Multi-channel Signal Sources

Electronically generated signal frequencies always have phase noise or frequency jitter. Over time and with varying ambient temperature, the signals will drift further. Generating accurate and stable signal frequencies and, for many applications, maintaining the relative frequency and phase stability among multiple channels are a fundamental and ongoing challenge. If the phase difference between two signals at the same frequency remains constant—in reality, the phase difference variation remains small over time—the two signals are considered phase coherent. Multi-channel phase-coherent signals are widely used in applications such as quantum computing, radar, beamforming for “smart” antennas and spectroscopy. To support these various applications, AnaPico has developed a portfolio of phase-coherent signal sources.


The APSYN420-X, APUASYN20-X and APSYN140-X multi-channel, phase-coherent frequency synthesizers have upper frequency options of 20, 20 and 43.5 GHz, respectively, with phase noise of -100 to -115 dBc/Hz at 10 kHz offset from a 20 GHz carrier. The maximum output power from these units is up to 25 dBm, and they work with reference input frequencies of 10, 100 and 1 to 250 MHz, respectively, providing reference outputs of 10 and 100 MHz.

The APMS-X series are analog signal generators with multiple, phase-coherent outputs and frequency options of 6, 12, 20, 33 and 40 GHz and a phase noise of -115 dBc/Hz at 10 kHz offset from a 20 GHz carrier. The signal generators provide amplitude, frequency, phase and chirp modulation and output power levels from -90 to +25 dBm, depending on the configuration. Reference input frequency options with the APMS-X series are 10, 100, 1000, 3000 and 1 to 250 MHz, with reference outputs at 10 and 100 MHz and 3 GHz.

The APVSG-X series are multi-channel, phase-coherent vector signal generators (VSGs) with upper frequency options of 6, 12, 20 and 40 GHz and phase noise of -95 dBc/Hz at 10 kHz offset from a 20 GHz carrier. The series provides output levels from -60 to +15 dBm at 20 GHz, and the output can be modulated with analog amplitude, frequency and phase modulation and I/Q digital modulation with a 400 MHz bandwidth. Reference input options are 10, 100, 1000, 3000 and 1 to 250 MHz, and the VSGs provide reference outputs at 10 and 100 MHz and 3 GHz. The APVSG-X series has a fast control port for fast digital I/Q streaming, fast settling frequency hopping and fast address-driven I/Q playback.

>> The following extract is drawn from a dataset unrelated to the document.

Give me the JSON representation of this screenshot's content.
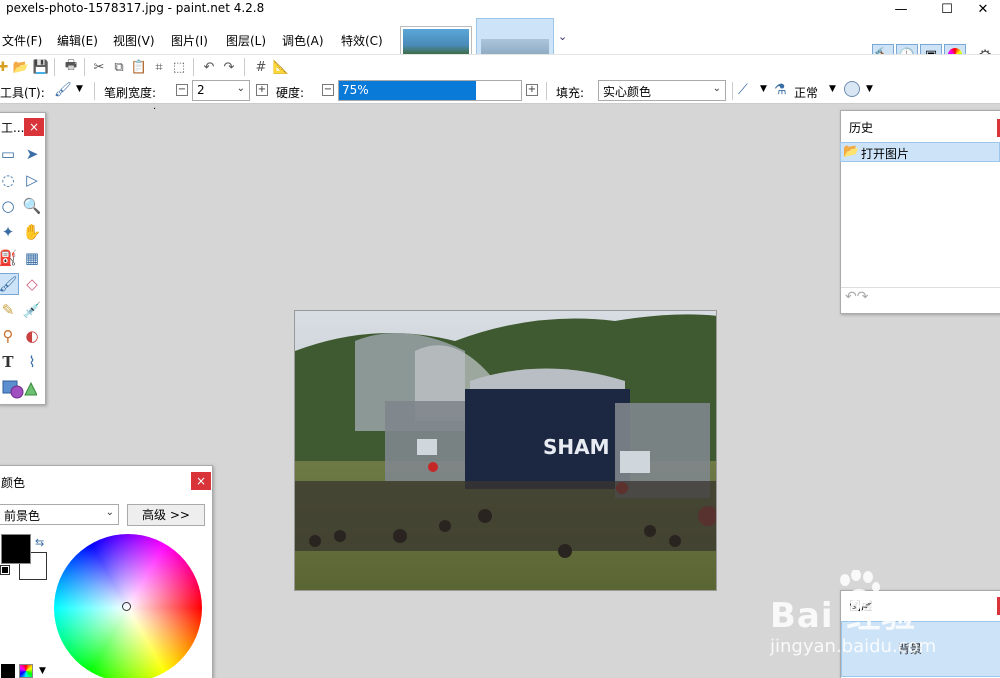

All the signal sources in AnaPico’s portfolio have common characteristics: phase coherence of ±0.2 to ±0.5-degree RMS phase variation at 5 GHz over 5 hours, with inter-module synchronization through a high frequency clock. After calibration, the frequency accuracy is ±10 ppb at room temperature, with drift of ±0.5 to ±5 ppb per day, optionally selectable. The units have low-power consumption, about 20 W per channel, and were designed to be compact. Four independent channels fit in a 1U 19-in. rack-mount module.


Based on years of microwave circuit design experience, AnaPico uses several approaches to achieve excellent multi-channel phase coherence. All output channels are digitally synthesized from a common, high frequency, phase-locked loop (PLL)-based reference; the PLL’s controlled lock-in phase has very low phase noise. All the digital frequency synthesis channels use components selected for minimal additive noise, and all channels are packaged in a similar thermal environment to ensure same direction temperature changes and similar long-term drift. To achieve phase coherence between channels in different physical modules with independent frequency references, a 3 GHz synchronization signal is used, provided in addition to the references at 10, 100 and 1000 MHz.


Figure 1: Measured phase coherence between channels vs. time.


Figure 1 shows the phase coherence performance of the APMS-X series. The blue curve represents the measured phase difference between two channels at 5 GHz. The two channels are in the same rack-mountable module set in a normal laboratory environment and measured over 10 hours. The phase difference varies across a small range: ±0.2 degrees RMS over 5 hours. The green curve shows the phase difference between two channels from two different rack-mountable modules and using the 3 GHz synchronization signal. All other conditions are the same as for the blue curve. Here, the phase difference variation is around ±0.5 degrees over 5 hours. The red curve repeats the measurement shown by the green curve, except a 100 MHz external reference for the inter-module synchronization signal is used rather than the 3 GHz reference. The larger phase error shows the benefit of using a higher reference frequency to achieve better phase stability.




Figure 2: Phase-coherent switching (a) with phase memory (b) option.

The APMS-X and APSYN140-X series offer phase-coherent switching (option PHS), illustrated in Figure 2. Once two channels are set to the same frequency, they will always have a deterministic relative phase position, i.e., the phase difference remains the same over time. When one of the channels changes frequency, it maintains the constant phase difference once both channels are again at the same frequency. Only the channel which changed frequency exhibits a phase discontinuity (see Figure 2a).

Option PHS also offers a feature called phase memory. Consider a single channel where the frequency hops. When the frequency hops back to the previous frequency, the phase returns to the prior state, as if the frequency never changed (see Figure 2b). For multi-channel sources, the phase memory feature quickly restores the “saved” phase difference after switching signal sources off and on.

Combining the phase-coherent switching and phase memory with the fast frequency settling characteristic of the signal sources enables the signal sources to configure a frequency hopping system that can be used to steer an antenna array with phase differences corresponding to sustained beam directions.


AnaPico has developed multiple models of multi-channel and phase-coherent frequency synthesizers and signal generators for various market applications. AnaPico’s microwave circuit design expertise enables phase coherence and phase-coherent switching with best-in-class phase noise performance among all the multi-channel signal sources in the market.